Fifty Degrees Below - Kim Stanley Robinson [198]
They dropped yet again, toward a big landing pad on a tanker called the Hugo Chavez, an Ultra Large Crude Carrier with a gigantic bridge at its stern. From this height the ships around them looked longer than ever, all plowing broad white wakes into a swell from the north that seemed miniature in proportion to the ships, but began to look substantial the lower they got. Hovering just over the Hugo Chavez’s landing pad, it became clear from the windcaps and spray that the salt armada was in fact crashing through high seas and a stiff wind, almost a gale. Looking in the direction of the sun the scene turned black-and-white, like one of those characteristically windblown chiaroscuro moments in Victory At Sea.
When they got out of the helo the wind blasted through their clothes, and chased them upstairs to the bridge’s control quarters. There a crowd of visitors larger than the crew of the ship had a fine view over a broad expanse of ocean, crowded with immense ships all carrying salt.
Looking away from the sun the sea was a cobalt color, a deep and pure Adriatic blue, without any hint of the blackness that mysteriously seeped into both the polar seas.
The Hugo Chavez, seen from its bridge, looked like an aircraft carrier with the landing deck removed. The quarterdeck or sterncastle under the bridge was tall, but only a tiny part of the craft; the forecastle looked like it was a mile away.
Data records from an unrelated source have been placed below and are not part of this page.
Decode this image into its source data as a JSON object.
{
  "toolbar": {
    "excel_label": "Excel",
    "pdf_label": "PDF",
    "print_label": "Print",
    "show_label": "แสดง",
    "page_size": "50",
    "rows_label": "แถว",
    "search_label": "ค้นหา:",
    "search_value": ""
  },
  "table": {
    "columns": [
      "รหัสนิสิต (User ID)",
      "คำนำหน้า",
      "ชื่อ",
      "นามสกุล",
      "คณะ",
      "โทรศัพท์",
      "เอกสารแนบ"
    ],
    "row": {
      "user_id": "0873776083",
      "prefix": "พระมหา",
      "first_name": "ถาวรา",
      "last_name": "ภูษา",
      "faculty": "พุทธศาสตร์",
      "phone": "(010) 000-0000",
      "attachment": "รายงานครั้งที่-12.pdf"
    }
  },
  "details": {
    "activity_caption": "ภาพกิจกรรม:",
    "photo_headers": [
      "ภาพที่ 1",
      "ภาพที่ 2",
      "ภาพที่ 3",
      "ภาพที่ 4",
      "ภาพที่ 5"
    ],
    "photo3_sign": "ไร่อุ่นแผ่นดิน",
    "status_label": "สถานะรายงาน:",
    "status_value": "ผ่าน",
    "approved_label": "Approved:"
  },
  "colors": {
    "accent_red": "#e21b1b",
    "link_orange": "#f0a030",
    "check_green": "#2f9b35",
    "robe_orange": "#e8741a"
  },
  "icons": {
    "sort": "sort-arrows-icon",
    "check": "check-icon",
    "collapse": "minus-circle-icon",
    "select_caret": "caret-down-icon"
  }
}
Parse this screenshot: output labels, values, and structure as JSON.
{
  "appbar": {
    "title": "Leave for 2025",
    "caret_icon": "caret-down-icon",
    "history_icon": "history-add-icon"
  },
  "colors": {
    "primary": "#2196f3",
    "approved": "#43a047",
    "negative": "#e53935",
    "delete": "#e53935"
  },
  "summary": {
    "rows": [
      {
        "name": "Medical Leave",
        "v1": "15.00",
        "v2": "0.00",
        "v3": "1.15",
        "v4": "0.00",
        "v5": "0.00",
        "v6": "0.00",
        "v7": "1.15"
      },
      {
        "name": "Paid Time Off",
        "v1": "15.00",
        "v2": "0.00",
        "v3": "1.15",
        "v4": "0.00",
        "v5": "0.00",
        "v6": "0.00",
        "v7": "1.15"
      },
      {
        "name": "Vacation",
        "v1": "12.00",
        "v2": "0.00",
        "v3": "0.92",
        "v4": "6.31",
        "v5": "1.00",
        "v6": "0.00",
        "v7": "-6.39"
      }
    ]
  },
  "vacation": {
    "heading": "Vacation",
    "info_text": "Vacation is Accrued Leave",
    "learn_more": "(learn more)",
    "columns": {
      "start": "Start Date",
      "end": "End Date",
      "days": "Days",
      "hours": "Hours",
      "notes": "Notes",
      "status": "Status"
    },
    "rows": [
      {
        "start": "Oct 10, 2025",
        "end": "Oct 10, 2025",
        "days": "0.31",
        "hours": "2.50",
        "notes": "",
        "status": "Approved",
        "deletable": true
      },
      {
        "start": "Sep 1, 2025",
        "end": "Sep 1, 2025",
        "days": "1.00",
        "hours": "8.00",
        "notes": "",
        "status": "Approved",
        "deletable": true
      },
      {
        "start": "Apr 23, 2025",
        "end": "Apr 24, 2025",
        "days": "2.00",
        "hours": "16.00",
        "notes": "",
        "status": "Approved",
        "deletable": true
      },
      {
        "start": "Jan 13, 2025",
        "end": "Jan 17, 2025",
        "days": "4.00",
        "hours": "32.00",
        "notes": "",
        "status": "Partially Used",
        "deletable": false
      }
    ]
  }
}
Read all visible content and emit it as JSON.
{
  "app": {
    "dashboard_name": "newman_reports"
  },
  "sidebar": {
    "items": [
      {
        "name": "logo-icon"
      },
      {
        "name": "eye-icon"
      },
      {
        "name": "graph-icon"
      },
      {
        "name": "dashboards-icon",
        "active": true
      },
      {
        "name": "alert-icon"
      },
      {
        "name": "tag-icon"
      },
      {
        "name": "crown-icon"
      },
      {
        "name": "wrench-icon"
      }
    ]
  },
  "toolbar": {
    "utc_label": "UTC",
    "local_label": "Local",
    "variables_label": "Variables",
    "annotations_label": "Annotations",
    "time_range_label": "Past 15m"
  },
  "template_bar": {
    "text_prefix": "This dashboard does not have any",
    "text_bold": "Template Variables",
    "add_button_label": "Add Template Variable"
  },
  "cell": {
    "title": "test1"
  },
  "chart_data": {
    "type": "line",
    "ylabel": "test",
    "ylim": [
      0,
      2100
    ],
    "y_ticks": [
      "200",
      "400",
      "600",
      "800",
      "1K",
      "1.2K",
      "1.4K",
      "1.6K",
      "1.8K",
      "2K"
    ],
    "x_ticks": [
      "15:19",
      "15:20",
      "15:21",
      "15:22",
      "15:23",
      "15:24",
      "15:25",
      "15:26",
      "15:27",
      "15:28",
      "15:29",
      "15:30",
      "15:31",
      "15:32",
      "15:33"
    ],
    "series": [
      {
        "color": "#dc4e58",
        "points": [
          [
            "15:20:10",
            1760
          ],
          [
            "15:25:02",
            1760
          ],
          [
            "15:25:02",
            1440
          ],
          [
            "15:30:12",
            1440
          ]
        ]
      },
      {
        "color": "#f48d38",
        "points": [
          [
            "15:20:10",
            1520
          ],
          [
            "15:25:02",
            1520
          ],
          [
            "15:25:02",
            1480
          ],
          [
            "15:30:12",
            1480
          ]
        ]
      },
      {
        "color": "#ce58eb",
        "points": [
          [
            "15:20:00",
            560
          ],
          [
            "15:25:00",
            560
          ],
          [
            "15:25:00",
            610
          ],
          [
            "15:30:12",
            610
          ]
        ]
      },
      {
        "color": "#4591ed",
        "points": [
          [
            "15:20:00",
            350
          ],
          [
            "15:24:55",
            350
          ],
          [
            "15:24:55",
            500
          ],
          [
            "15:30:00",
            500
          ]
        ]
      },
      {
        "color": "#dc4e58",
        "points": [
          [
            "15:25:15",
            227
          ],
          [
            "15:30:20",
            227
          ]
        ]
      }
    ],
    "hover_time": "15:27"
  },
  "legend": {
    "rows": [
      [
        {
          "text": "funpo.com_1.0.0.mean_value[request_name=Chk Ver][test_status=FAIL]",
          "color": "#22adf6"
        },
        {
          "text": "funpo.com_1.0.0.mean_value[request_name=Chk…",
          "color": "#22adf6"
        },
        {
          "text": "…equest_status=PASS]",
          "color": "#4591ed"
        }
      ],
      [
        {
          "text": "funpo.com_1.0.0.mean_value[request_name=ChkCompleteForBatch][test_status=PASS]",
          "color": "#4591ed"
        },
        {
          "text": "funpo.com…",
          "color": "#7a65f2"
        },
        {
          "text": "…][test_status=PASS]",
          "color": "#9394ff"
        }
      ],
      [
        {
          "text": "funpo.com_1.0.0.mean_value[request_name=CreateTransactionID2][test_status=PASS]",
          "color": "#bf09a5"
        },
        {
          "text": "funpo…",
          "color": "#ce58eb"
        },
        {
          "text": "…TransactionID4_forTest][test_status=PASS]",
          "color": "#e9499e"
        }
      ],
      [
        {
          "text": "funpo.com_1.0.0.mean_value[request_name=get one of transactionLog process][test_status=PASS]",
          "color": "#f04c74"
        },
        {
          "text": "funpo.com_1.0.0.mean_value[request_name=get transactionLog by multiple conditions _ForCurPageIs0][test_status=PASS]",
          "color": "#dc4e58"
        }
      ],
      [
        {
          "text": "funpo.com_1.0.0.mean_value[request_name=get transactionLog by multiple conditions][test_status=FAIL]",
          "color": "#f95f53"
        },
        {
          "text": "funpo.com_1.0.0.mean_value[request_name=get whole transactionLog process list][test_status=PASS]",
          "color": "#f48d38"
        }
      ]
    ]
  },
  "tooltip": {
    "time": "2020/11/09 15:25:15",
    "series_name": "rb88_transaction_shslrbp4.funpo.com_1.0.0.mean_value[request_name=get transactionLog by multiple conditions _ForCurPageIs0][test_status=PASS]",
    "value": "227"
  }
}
The intervening distance was interrupted by a skeletal rig that resembled a loading crane, but also reminded Frank of the giant irrigation sprayers one saw in California’s central valley. The salt in the hold was being vacuumed into this device, then cast out in powerful white jets, a couple hundred meters to both sides. The hardrock salt had been milled to sizes ranging from table salt to rock salt to bowling balls, but because most of it came from salt pans, it was mostly crystalline and pretty fine. In the holds it looked like dirty white gravel and sand. In the air it looked almost like dirty water or slush, arching out and splashing in a satisfyingly broad swath. Between the salt fall and the ship’s wakes, and the whitecaps, the deep blue of the ocean surface was infinitely mottled by white. Looking aft, in the direction of the sun, it turned to silver on pewter and lead.
Diane watched the scene with her nose almost on the glass, deeply hooded in a blue heavy jacket. She smiled at Frank. “You can smell the salt.”
“The ocean always smells like this.”
“It seems like more today.”
“Maybe so.” She had grown up in San Francisco, he remembered. “It must smell like home.” She nodded happily.
They followed their hosts up a metal staircase to a higher deck of the bridge, a room with windows on all sides that had a view like that from an airport control tower. It was this room that made the Hugo Chavez the designated visitor or party ship, and now the big glass-walled room was crowded with dignitaries and officials of all kinds. Here they could best view the long ships on all sides of them, all the way out to the horizon, where more ships were visible only at fore and stern, or by the white jets of salt. Each ship cast two long curving jets out to the sides from its bow, like the spouts of right whales; and every element was repeated so symmetrically that it seemed as if they had fallen into an M. C. Escher world.
The tankers flanking theirs seemed nearer than they really were because of their great size. They were completely steady in the long swells. The air around the ships was filled with a white haze that drifted down the wake for a kilometer or so before sinking away. Diane pointed out that the diesel exhaust stayed in the air while the salt mist did not. “They look so dirty. I wonder if we couldn’t go back to sails again someday, and just let everything go slower by sea.”
“Labor costs,” Frank suggested. “Uncertainty. Maybe even danger.”
“Would they be more dangerous? I bet you could make them so big and solid they wouldn’t be any more dangerous than these.”
“These were reckoned pretty dangerous.”